Narra Agustín
Con la expansión completada y el legado de la Academia asegurado, Tamara y yo decidimos que era hora de pasar la antorcha. Habíamos entrenado a líderes competentes (incluyendo a Lucas, que se unió al equipo de expansión después de la universidad, aplicando su sentido de la simetría a la planificación de campus).
A los sesenta años, estábamos sentados en nuestra cabaña de playa, el lugar donde nuestra luna de miel había fallado gloriosamente. El mar era el único caos que ahora teníamos que gestionar.
Tamara me entregó un mapa arrugado y manchado de sal. El mapa roto de nuestra luna de miel.
—Lo encontré mientras revisaba los documentos de transferencia —dijo, nostálgica—. Nuestro primer contrato fallido.
—No falló, Tami. Nos enseñó que nuestro amor no necesita una estructura externa para sobrevivir —dije, sonriendo.
En esa tarde, lejos de los informes y las juntas, hablamos del verdadero legado que dejamos a nuestros hijos:
A Lucas: La lección de que el valor reside en la vulnerabilidad, y que es más importante ser el hombre que ama sinceramente que el líder más popular.
A Elena Victoria: La comprensión de que la estructura es una herramienta, no una prisión, y que su mente brillante puede usarse tanto para hacer el bien social como para generar ganancias.

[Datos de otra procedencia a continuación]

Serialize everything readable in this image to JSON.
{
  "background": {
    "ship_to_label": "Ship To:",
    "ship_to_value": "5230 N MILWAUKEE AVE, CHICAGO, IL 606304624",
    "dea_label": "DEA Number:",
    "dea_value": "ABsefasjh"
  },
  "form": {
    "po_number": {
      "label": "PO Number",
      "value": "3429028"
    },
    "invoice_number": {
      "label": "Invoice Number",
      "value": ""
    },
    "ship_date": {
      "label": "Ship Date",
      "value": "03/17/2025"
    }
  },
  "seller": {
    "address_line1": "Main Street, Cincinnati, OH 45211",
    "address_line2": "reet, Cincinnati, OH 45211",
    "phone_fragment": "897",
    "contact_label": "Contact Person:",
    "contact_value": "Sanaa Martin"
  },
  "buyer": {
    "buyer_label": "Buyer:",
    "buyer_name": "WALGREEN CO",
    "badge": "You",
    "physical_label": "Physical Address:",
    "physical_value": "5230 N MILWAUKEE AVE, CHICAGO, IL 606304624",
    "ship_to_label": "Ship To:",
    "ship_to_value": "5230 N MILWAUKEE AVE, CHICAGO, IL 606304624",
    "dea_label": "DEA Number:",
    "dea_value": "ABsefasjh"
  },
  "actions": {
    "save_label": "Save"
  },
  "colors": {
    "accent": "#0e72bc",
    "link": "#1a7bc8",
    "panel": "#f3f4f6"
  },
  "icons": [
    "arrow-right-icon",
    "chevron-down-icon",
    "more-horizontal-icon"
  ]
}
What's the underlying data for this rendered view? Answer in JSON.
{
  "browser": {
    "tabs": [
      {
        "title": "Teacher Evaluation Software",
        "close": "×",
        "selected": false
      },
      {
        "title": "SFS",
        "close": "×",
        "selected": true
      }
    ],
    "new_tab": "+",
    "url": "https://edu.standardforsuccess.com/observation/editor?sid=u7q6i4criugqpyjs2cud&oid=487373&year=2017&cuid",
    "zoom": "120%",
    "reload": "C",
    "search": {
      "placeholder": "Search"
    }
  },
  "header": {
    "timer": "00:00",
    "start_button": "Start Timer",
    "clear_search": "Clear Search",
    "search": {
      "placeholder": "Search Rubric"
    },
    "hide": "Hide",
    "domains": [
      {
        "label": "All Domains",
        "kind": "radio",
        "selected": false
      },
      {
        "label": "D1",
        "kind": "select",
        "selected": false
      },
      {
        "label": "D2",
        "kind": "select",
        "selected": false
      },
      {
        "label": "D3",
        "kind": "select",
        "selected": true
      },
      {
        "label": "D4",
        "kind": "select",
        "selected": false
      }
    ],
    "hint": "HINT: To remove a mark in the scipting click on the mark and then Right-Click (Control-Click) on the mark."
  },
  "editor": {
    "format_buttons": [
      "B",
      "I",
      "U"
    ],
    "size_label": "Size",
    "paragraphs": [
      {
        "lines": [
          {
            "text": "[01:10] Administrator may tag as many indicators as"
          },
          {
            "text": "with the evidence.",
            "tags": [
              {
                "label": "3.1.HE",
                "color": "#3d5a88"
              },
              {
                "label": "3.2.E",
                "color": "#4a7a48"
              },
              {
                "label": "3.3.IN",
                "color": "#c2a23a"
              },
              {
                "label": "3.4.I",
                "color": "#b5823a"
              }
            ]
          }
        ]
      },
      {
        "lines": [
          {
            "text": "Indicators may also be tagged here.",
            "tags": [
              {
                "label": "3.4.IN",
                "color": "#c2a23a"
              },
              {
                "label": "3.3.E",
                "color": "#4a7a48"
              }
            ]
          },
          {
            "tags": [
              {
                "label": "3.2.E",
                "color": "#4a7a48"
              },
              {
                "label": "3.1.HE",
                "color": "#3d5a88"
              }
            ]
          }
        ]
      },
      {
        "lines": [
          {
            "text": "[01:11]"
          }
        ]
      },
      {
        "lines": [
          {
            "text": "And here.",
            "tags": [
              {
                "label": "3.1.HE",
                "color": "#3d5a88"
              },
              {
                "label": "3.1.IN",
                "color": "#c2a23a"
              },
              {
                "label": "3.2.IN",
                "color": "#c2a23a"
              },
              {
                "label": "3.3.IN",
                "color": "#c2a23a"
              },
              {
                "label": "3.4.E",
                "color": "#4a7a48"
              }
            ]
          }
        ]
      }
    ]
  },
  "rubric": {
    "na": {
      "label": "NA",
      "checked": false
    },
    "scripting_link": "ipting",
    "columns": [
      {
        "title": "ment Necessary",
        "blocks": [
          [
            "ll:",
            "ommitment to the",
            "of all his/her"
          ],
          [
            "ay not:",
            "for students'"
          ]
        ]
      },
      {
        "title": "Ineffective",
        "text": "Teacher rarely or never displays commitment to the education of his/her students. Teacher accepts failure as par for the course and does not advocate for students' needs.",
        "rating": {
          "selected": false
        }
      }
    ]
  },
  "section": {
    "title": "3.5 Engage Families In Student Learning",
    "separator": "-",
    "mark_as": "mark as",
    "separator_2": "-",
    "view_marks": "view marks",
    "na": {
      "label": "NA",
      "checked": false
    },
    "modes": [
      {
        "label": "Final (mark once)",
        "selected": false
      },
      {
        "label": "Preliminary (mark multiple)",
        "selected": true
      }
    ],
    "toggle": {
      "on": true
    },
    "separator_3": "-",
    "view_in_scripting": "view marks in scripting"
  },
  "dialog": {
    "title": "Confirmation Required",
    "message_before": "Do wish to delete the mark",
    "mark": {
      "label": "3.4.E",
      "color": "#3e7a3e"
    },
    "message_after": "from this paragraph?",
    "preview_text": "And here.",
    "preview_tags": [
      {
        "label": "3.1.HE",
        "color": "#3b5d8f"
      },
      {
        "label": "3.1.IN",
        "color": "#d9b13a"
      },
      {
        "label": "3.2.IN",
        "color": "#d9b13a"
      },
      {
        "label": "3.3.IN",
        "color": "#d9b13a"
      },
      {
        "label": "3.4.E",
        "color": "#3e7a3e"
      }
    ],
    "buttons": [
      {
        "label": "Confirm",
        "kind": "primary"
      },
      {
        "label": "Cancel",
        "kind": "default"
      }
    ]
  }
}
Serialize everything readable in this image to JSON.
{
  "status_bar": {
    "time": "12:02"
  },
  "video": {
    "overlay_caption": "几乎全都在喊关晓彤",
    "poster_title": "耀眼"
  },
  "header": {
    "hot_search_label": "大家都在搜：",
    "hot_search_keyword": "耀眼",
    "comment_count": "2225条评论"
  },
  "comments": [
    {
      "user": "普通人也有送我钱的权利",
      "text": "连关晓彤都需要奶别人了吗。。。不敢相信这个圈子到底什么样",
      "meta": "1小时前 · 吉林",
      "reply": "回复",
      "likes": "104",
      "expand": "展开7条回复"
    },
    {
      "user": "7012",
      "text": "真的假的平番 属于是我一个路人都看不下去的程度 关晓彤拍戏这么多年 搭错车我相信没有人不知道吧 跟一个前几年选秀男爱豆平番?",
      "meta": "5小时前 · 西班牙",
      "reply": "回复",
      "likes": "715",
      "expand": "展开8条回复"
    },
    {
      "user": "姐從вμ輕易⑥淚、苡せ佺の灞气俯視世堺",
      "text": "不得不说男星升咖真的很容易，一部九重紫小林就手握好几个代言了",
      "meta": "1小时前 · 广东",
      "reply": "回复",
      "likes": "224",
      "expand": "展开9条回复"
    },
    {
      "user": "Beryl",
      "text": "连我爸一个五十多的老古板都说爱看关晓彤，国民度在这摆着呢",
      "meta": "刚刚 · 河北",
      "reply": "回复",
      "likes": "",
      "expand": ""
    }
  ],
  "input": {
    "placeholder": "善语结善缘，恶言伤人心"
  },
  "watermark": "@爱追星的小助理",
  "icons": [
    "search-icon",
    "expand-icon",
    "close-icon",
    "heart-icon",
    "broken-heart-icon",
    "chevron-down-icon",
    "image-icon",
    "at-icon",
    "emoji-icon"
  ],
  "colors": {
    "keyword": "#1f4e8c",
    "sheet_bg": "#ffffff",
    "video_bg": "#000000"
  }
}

La vida se había ralentizado hasta convertirse en la rutina que tanto había temido, pero ahora la amaba. Despertar sin una lista de crisis, solo con la certeza de que Tamara estaba a mi lado, era la verdadera riqueza.
—¿Estás contenta con el final, Administradora? —pregunté, tomando su mano.
—No es el final, Agustín. Es el modelo de negocio definitivo —dijo, recostándose en mi hombro—. Amor incondicional, expansión familiar y una estructura tan fuerte que puede soportar cualquier tormenta. Lo logramos.